Я начал было пространно рассуждать о туризме как единственной всемирной
религии, но бармен прервал меня.
-- Все уже ушли, -- заметил он.
-- Однако есть исключения, -- возразил я.
И указал глазами на столик, за которым раскладывал пасьянс старый
поляк, эмигрант генерал Пульман.
-- Жизнь для генерала кончена, -- сказал бармен, -- но он не устает
пытать счастье в картах.
-- Разве что в картах, -- отозвался я, потягивая настойку.
Наконец дно стакана из зеленого стало прозрачно-белым. Пробормотав:
"Запишите за мной", я двинулся к трапу. На доске возле сходней сделанная
мелом надпись извещала, что мы отплываем на следующий день в восемь утра.
"Времени хоть отбавляй, -- сказал я себе. -- Наконец-то можно не бояться
опоздать на пароход".
Заслоняясь рукой от слишком яркого света, я ступил на землю, миновал
таможню и тщетно попытался найти машину; стоящий рядом негр повторял слово
"такси" и разводил руками; в это время хлынул ливень.

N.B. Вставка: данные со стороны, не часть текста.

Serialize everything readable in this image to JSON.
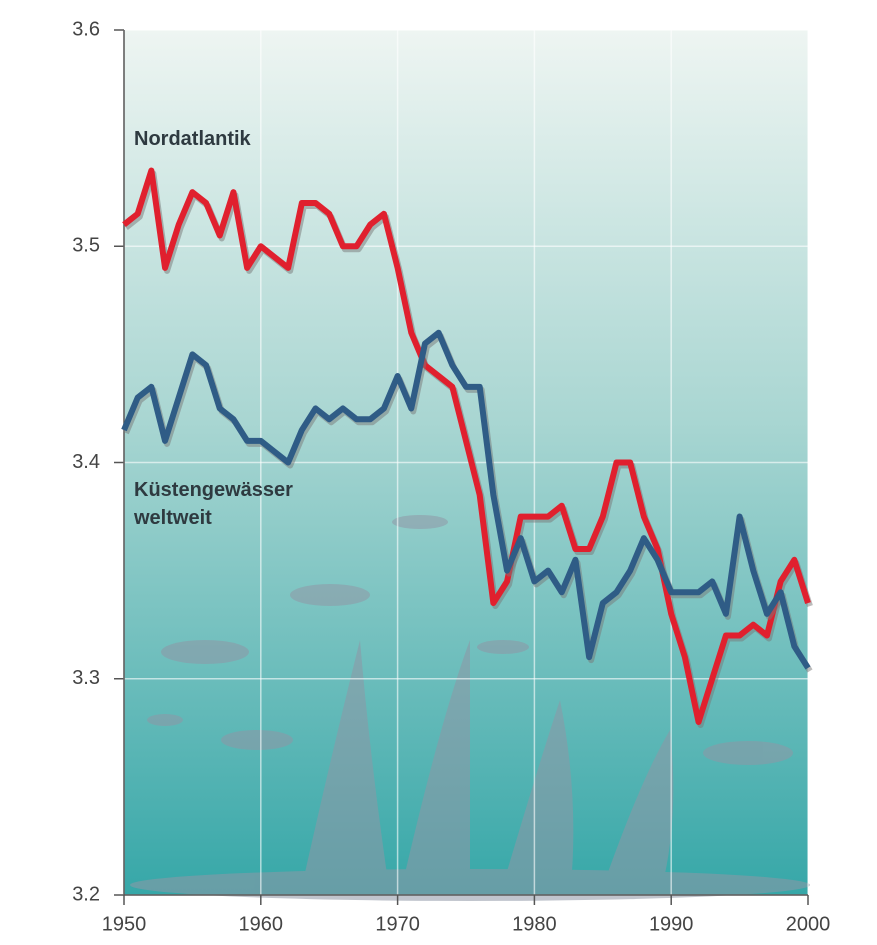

Из-за складов выполз
старинный открытый трамвай (то есть открытый с боков, но с крышей), и, чтобы
не вымокнуть до нитки, я вскочил в него. Босой негр-кондуктор тоже не хотел
мокнуть и, продавая билеты, не ступал на подножку, а влезал на сиденья и
перепрыгивал через спинки. Дождь скоро кончился. Кругом разливался все тот
же молочно-белый свет. По боковой улочке в потоках воды спускался
чернокожий, неся на голове что-то большое и яркое. Я пригляделся: это был
гроб, усыпанный орхидеями. Человек этот являл собой погребальные дроги. От
уличного шума у меня звенело в ушах (несомненно, он так оглушал меня, потому
что рядом звучал чужой язык, чужие голоса). Многолюдные на всем пути, улицы
теперь и вовсе были запружены народом.
-- Центр, да? -- спросил я кондуктора. Поди знай, что он ответил. Я
отцепился от поручней и сошел, ибо увидел церковь и представил себе, как
прохладно внутри. У входа меня окружили нищие, выставляя напоказ синие,
беловатые, красные язвы. Наконец я пробился к дверям, подошел к
раззолоченному алтарю; заглянул в приделы, попытался кое-как разобрать
эпитафии. Несмотря на мраморные доски, здешние могилы твердили мне о горьком
одиночестве и убогости покойных. Чтобы не впадать в уныние, я сравнил их с
жителями селений, которые видишь из окон поезда.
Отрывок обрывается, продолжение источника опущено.